TRIVANDRUM: Indian External Affairs Minister Inder Kumar Gujral said India expected policy makers in Pakistan, in the interests of long-term peace and friendship, to ensure that militant activities in the northern states of Punjab and Jammu and Kashmir were not encouraged or supported from across the border.

The minister was addressing a press conference in this southern Indian city shortly before leaving for Maldives to attend the first ‘meeting of the Indo-Maldives joint commission.

Militant activities in Kashmir had been recently stepped up with “overt or covert support from across the border”, Gujral, said, adding India hoped to discuss the matter with the Pakistan foreign minister who was expected to visit New Delhi later this month.

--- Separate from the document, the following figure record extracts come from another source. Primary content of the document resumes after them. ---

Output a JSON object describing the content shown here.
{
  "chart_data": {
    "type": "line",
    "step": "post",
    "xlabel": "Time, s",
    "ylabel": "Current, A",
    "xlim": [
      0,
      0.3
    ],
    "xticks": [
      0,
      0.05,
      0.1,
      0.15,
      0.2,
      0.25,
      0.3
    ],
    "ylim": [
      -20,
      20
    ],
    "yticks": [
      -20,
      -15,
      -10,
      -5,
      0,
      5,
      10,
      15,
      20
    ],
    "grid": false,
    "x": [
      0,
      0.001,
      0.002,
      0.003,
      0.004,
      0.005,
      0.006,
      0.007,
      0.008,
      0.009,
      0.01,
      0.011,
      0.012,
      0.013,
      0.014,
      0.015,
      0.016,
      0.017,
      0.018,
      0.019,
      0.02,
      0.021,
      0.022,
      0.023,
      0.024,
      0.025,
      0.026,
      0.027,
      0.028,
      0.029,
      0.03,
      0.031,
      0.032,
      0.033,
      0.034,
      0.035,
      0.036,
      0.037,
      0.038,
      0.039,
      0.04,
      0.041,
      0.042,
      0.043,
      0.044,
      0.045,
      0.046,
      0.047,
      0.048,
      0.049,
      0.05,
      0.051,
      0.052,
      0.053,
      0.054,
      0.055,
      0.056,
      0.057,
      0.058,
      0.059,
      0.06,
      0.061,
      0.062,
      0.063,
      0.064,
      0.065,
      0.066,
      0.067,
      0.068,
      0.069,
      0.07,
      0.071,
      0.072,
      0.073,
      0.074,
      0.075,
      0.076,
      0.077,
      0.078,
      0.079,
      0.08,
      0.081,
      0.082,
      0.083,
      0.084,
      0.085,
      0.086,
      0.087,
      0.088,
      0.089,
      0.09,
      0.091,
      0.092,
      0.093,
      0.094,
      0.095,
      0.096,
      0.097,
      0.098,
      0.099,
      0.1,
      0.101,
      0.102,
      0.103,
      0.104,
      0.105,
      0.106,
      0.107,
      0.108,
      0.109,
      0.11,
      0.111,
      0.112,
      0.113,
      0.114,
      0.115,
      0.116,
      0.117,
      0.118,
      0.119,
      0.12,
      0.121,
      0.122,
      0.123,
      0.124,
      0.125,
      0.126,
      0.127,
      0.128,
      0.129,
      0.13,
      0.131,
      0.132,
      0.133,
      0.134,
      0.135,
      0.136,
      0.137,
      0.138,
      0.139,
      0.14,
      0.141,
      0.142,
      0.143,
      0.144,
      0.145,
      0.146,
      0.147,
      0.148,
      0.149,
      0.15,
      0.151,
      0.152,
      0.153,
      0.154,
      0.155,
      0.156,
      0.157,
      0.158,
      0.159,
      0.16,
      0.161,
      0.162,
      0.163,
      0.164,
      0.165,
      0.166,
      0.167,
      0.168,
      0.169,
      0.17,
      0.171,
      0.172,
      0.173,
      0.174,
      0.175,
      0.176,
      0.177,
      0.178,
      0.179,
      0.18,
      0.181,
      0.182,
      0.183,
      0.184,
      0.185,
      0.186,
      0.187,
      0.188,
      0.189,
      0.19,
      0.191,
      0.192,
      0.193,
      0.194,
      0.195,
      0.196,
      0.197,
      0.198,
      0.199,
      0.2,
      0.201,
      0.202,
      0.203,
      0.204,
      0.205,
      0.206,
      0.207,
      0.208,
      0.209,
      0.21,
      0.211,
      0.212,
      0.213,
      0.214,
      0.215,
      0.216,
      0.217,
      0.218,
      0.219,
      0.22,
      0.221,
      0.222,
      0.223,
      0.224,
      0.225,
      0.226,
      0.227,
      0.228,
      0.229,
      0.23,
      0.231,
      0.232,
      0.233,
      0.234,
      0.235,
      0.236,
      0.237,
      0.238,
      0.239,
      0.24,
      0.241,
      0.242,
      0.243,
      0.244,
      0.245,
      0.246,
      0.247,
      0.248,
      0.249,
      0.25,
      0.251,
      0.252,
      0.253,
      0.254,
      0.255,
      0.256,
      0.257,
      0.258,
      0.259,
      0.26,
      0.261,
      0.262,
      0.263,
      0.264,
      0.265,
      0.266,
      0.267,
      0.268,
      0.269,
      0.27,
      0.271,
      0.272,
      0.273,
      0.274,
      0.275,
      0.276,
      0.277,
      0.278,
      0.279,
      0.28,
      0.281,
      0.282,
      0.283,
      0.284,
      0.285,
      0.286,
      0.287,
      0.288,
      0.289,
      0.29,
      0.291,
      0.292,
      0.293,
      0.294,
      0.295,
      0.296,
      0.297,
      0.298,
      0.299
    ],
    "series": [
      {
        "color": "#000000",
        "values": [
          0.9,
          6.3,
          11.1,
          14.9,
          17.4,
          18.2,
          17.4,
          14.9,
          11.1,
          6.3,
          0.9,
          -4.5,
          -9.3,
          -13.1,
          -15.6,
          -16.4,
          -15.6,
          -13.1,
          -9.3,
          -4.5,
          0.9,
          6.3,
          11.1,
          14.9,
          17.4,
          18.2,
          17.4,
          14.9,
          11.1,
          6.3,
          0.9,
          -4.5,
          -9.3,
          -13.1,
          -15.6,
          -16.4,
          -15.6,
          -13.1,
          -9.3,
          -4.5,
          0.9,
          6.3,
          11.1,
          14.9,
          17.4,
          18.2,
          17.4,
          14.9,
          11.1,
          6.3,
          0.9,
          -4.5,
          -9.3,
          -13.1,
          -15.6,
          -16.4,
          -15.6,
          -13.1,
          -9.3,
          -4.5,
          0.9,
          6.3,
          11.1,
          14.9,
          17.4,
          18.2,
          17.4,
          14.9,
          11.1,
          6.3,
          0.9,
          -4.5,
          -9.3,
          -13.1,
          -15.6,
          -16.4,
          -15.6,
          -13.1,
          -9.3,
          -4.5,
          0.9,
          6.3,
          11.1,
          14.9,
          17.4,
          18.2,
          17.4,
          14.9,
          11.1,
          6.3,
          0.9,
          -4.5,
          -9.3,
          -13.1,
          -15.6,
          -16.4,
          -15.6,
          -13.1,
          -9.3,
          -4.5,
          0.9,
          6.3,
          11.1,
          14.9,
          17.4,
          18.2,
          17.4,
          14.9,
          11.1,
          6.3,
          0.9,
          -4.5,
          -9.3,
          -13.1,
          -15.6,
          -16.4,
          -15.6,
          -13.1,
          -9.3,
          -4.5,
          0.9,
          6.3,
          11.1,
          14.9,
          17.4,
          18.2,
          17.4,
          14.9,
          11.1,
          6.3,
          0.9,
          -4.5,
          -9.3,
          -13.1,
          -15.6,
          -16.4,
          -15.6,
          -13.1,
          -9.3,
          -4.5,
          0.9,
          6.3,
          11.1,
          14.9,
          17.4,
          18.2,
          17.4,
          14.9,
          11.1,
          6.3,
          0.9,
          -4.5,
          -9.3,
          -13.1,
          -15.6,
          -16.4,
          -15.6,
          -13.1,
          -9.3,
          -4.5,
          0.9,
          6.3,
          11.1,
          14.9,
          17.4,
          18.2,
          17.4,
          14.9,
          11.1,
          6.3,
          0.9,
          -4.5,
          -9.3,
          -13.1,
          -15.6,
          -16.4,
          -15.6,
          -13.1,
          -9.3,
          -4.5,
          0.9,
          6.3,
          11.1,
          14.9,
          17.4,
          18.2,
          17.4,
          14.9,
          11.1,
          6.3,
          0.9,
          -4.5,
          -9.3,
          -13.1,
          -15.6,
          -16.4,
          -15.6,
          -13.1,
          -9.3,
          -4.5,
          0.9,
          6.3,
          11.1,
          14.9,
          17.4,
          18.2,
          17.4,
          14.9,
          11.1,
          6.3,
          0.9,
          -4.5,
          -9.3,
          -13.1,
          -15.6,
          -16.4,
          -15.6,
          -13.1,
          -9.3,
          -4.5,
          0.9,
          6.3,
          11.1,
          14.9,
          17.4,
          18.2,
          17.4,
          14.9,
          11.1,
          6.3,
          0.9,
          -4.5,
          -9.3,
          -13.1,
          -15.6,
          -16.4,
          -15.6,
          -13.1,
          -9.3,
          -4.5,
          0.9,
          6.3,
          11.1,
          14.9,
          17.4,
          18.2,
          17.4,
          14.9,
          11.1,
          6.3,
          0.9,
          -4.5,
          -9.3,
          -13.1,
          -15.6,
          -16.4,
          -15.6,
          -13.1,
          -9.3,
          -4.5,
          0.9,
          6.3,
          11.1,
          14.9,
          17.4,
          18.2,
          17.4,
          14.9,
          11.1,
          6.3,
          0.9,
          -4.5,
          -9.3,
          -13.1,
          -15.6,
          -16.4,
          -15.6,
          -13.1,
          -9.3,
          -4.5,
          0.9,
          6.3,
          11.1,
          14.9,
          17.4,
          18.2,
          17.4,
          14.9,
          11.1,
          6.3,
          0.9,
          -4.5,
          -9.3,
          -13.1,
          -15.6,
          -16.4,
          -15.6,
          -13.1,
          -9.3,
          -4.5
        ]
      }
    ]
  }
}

Gujral said he did not envisage increased tension between Pakistan and India.

He said India also hoped to sign a long-term treaty of friendship and cooperation with Sri Lanka before the withdrawal of the Indian Peace Keeping Force (IPKF) was completed by Mar 31. The draft of the treaty was being worked out between the two governments, he added.

Asked whether he thought the earlier Indo-Sri Lankan accord signed by former Indian premier Rajiv Gandhi and the erstwhile Sri Lankan president, Junius R Jayewardene redundant, Gujral said the new long-term treaty of friendship and cooperation was under consideration not because the earlier accord was redundant but because the accord was meant to serve only “a specific purpose”.

Gujral said he also hoped efforts being made by Tamil Nadu Chief Minister M Karunanidhi to bring the rival Sri Lankan Tamil militant groups together would succeed leaving no scope for any “bloodbath” after the IPKF withdrawal. India was keen to see that protection of Tamils was ensured after the IPKF pull out, he said.

He said India had never supported the call for a separate Tamil state, but wanted all Tamil groups to participate in the Sri Lankan polity.

Asked if there was any qualitative change in the policy of the National Front government on the Tamil issue, he said the government was committed to withdrawing the IPKF’ by March 31, which seemed to be a feasible date. India also wanted to see various Tamil groups stopped fighting with each other and lived in peace.

Asked about the desire expressed by both Sri Lanka and Maldives to hold a South Asian Association for Regional Cooperation (SAARC) summit and if he would discuss the matter in Male, Gujral said the two countries were trying to sort it out. They should discuss it among themselves and with the current SAARC chairperson, Pakistan, he added.

Asked if there would be any new initiative from India on the Afghan issue, Gujral said India’s stand on the issue was clear, India wanted the Afghans to live in peace and was for stoppage of all outside intervention. The Afghan foreign minister was likely to visit New Delhi next month, he said.

Asked about the complaint voiced by some left parties that the Indian official reaction to the U.S. military intervention in Panama had not been strong enough, Gujral said there was no room for complaint.

India had strongly reacted to the intervention and India was also a co-sponsor of the U.N. resolution condemning it. India was against military intervention by anyone in a third country, he said.

On the developments in east European countries, Gujral said India’s position on the matter had been spelt out in parliament. India supported the will of the people that had established itself in these countries and was keen to have close relations with the new regimes, he added.